You think your hometown hardcore scene sucked in the 1990s, eh? Somehow, I would be willing to bet that your town was a veritable paradise compared to the bullshit burgh of Bradford, England. The bands documented on this compilation came out of a small hardcore scene that gathered around the 1 in 12 Club, which I believe was run under the same semi-anarcho/syndicalist principles that drove Gilman Street and ABC No Rio. Each band resides under the ‘90s hardcore banner while bringing something of their own to the table. Voorhees is the one band that most of you are familiar with in some capacity. “Pressure” sounds a bit generic to these ears now, but it was a favorite of mine earlier in life for its lyrical content. Naturally, this song is a perfect start to the compilation. Kito gets gruff while Stand Off probably had some Go! and Half Off records in their collections. Their song “Growing Concern” was another one that I always enjoyed. Nailbomb is decidedly not the band that I think is related to Sepultura, but they are one of the more metallic bands on this comp. Ironside continues to keep it on a heavy/mosh tip, but Submission brings a faster pace and an anarcho vibe. A more emotive sound emanates from the grooves as Understand takes a “Poll” to end this record on a high note. Out of these seven bands, they are probably the most technically interesting.

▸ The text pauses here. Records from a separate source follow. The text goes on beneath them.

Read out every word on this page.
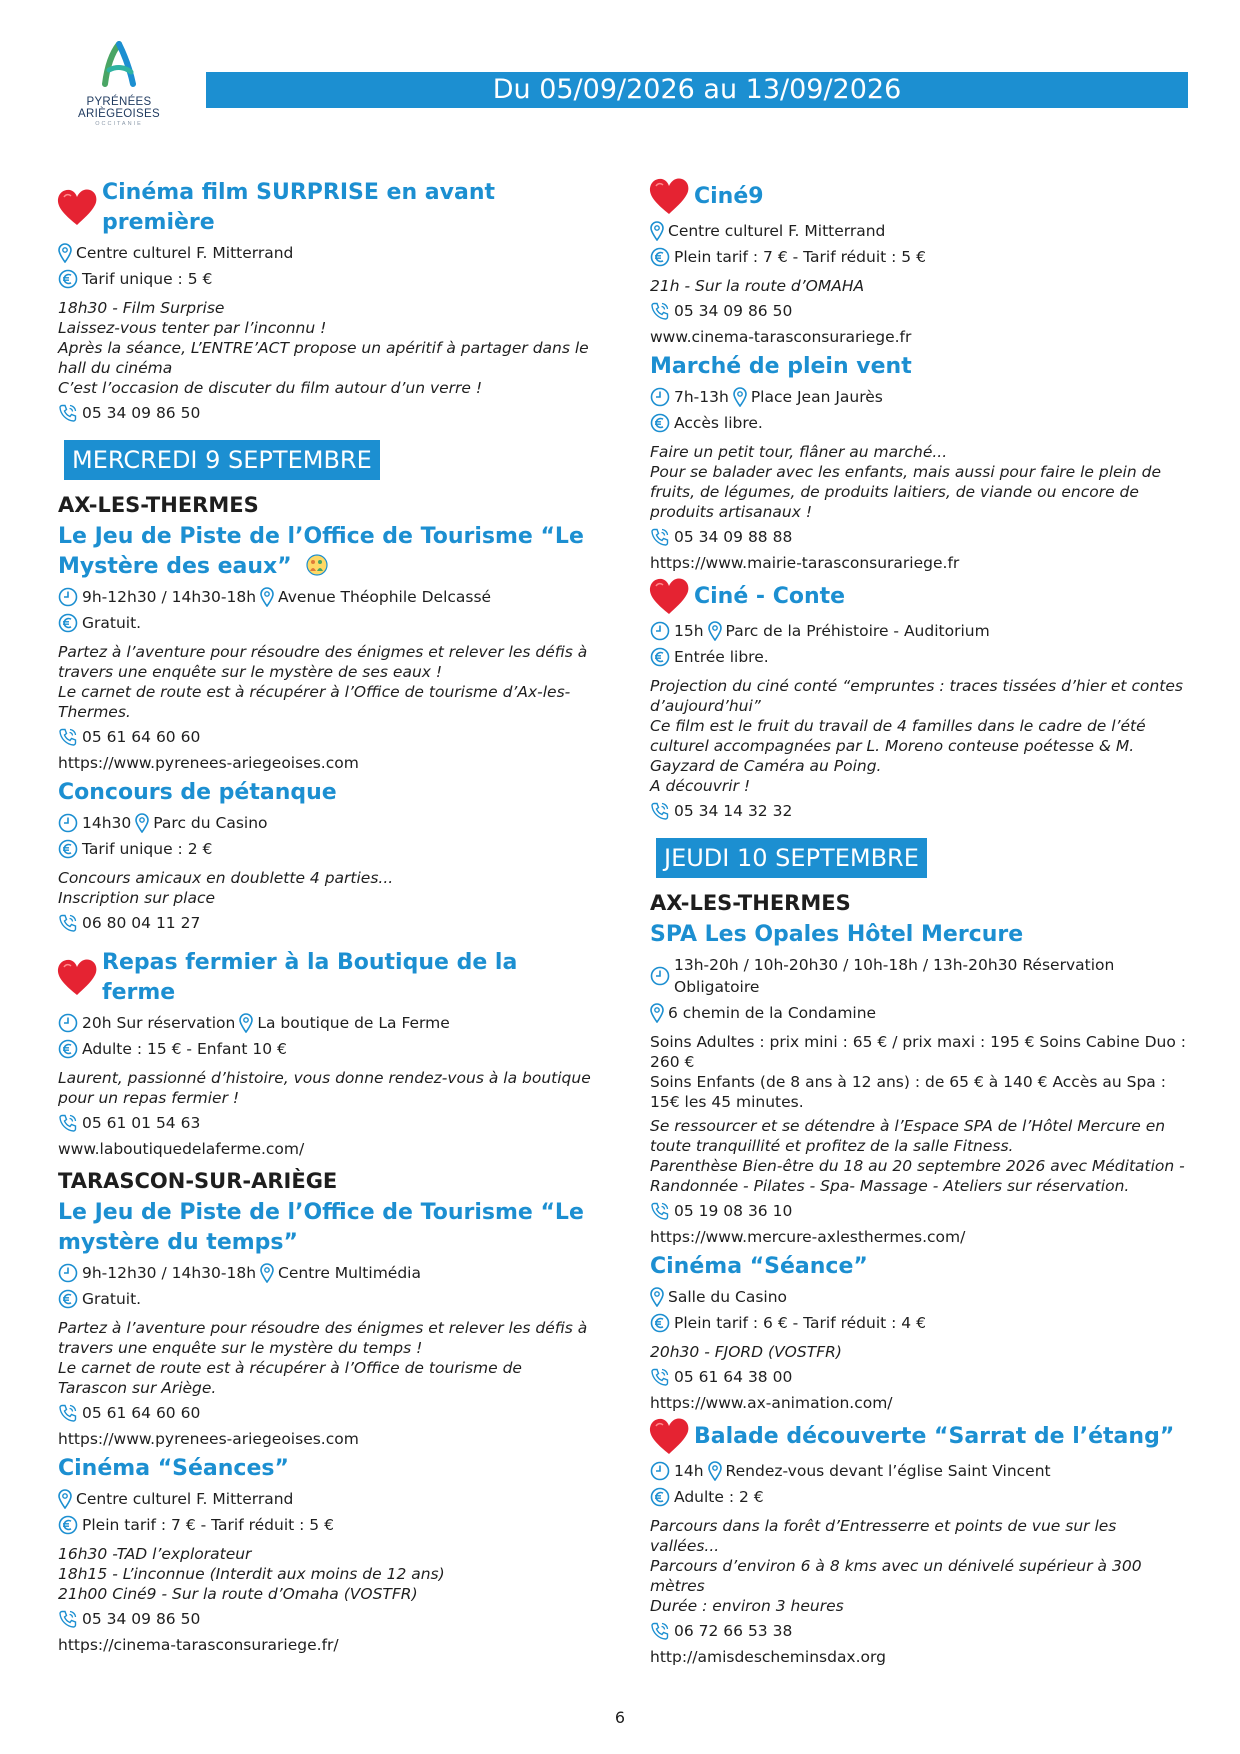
PYRÉNÉES
ARIÈGEOISES
OCCITANIE
Du 05/09/2026 au 13/09/2026
Cinéma film SURPRISE en avant première
Centre culturel F. Mitterrand
Tarif unique : 5 €
18h30 - Film Surprise
Laissez-vous tenter par l’inconnu !
Après la séance, L’ENTRE’ACT propose un apéritif à partager dans le hall du cinéma
C’est l’occasion de discuter du film autour d’un verre !
05 34 09 86 50
MERCREDI 9 SEPTEMBRE
AX-LES-THERMES
Le Jeu de Piste de l’Office de Tourisme “Le Mystère des eaux”
9h-12h30 / 14h30-18h Avenue Théophile Delcassé
Gratuit.
Partez à l’aventure pour résoudre des énigmes et relever les défis à travers une enquête sur le mystère de ses eaux !
Le carnet de route est à récupérer à l’Office de tourisme d’Ax-les-Thermes.
05 61 64 60 60
https://www.pyrenees-ariegeoises.com
Concours de pétanque
14h30 Parc du Casino
Tarif unique : 2 €
Concours amicaux en doublette 4 parties...
Inscription sur place
06 80 04 11 27
Repas fermier à la Boutique de la ferme
20h Sur réservation La boutique de La Ferme
Adulte : 15 € - Enfant 10 €
Laurent, passionné d’histoire, vous donne rendez-vous à la boutique pour un repas fermier !
05 61 01 54 63
www.laboutiquedelaferme.com/
TARASCON-SUR-ARIÈGE
Le Jeu de Piste de l’Office de Tourisme “Le mystère du temps”
9h-12h30 / 14h30-18h Centre Multimédia
Gratuit.
Partez à l’aventure pour résoudre des énigmes et relever les défis à travers une enquête sur le mystère du temps !
Le carnet de route est à récupérer à l’Office de tourisme de Tarascon sur Ariège.
05 61 64 60 60
https://www.pyrenees-ariegeoises.com
Cinéma “Séances”
Centre culturel F. Mitterrand
Plein tarif : 7 € - Tarif réduit : 5 €
16h30 -TAD l’explorateur
18h15 - L’inconnue (Interdit aux moins de 12 ans)
21h00 Ciné9 - Sur la route d’Omaha (VOSTFR)
05 34 09 86 50
https://cinema-tarasconsurariege.fr/
Ciné9
Centre culturel F. Mitterrand
Plein tarif : 7 € - Tarif réduit : 5 €
21h - Sur la route d’OMAHA
05 34 09 86 50
www.cinema-tarasconsurariege.fr
Marché de plein vent
7h-13h Place Jean Jaurès
Accès libre.
Faire un petit tour, flâner au marché...
Pour se balader avec les enfants, mais aussi pour faire le plein de fruits, de légumes, de produits laitiers, de viande ou encore de produits artisanaux !
05 34 09 88 88
https://www.mairie-tarasconsurariege.fr
Ciné - Conte
15h Parc de la Préhistoire - Auditorium
Entrée libre.
Projection du ciné conté “empruntes : traces tissées d’hier et contes d’aujourd’hui”
Ce film est le fruit du travail de 4 familles dans le cadre de l’été culturel accompagnées par L. Moreno conteuse poétesse & M. Gayzard de Caméra au Poing.
A découvrir !
05 34 14 32 32
JEUDI 10 SEPTEMBRE
AX-LES-THERMES
SPA Les Opales Hôtel Mercure
13h-20h / 10h-20h30 / 10h-18h / 13h-20h30 Réservation Obligatoire
6 chemin de la Condamine
Soins Adultes : prix mini : 65 € / prix maxi : 195 € Soins Cabine Duo : 260 €
Soins Enfants (de 8 ans à 12 ans) : de 65 € à 140 € Accès au Spa : 15€ les 45 minutes.
Se ressourcer et se détendre à l’Espace SPA de l’Hôtel Mercure en toute tranquillité et profitez de la salle Fitness.
Parenthèse Bien-être du 18 au 20 septembre 2026 avec Méditation - Randonnée - Pilates - Spa- Massage - Ateliers sur réservation.
05 19 08 36 10
https://www.mercure-axlesthermes.com/
Cinéma “Séance”
Salle du Casino
Plein tarif : 6 € - Tarif réduit : 4 €
20h30 - FJORD (VOSTFR)
05 61 64 38 00
https://www.ax-animation.com/
Balade découverte “Sarrat de l’étang”
14h Rendez-vous devant l’église Saint Vincent
Adulte : 2 €
Parcours dans la forêt d’Entresserre et points de vue sur les vallées...
Parcours d’environ 6 à 8 kms avec un dénivelé supérieur à 300 mètres
Durée : environ 3 heures
06 72 66 53 38
http://amisdescheminsdax.org
6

It is entirely possible that my enjoyment of Consolidated is a product of my need to catch up with contemporary hardcore when I was younger. Those of you who are of the “hardcore sucked in the ‘90s” opinion should probably avoid it. However, others disagree and would appreciate some of what was going on in Northern England nearly twenty years ago. Don’t be a douchebag. At least give the Voorhees song a chance.

Friday, March 2, 2012

God Hates Baptists

One of our earliest posts was about Scurvy Dogs, so feel free to go read up on what we had to say about their tenure in the Bay Area punk scene and come back if you want to. The rest of you can check out their debut seven-inch, which is their best material to these ears. Unfortunately, this record didn’t get around as much as it should have. These six songs are more varied in their approach, with more catchy and danceable moments than your average hardcore band. Songs like “God Hates Baptists” and “Procrastination is the Mother of Invention, Cynicism is the Bastard of Progress” should have inspired wild circle pits and old school creepy-crawling to ensue, but they had stopped playing every song on this record by the time a lot of people caught up. Subsequent Scurvy Dogs recordings concentrated more on straightforward hardcore punk at a consistently driving pace. They continued to be one of my favorite local bands, but I still felt that they could have been even better had they retained the variation that was previously in their songwriting arsenal. I always come back to this record for that reason.

When (if) the story is told, it’s likely that Scurvy Dogs would be remembered as one of the more underrated bands during the Bay Area’s “hardcore resurrection” period. Even when heads had turned in their direction, it never seemed like they got the same respect as others that had not worked as hard…or for as long. May you see the error of your ways here.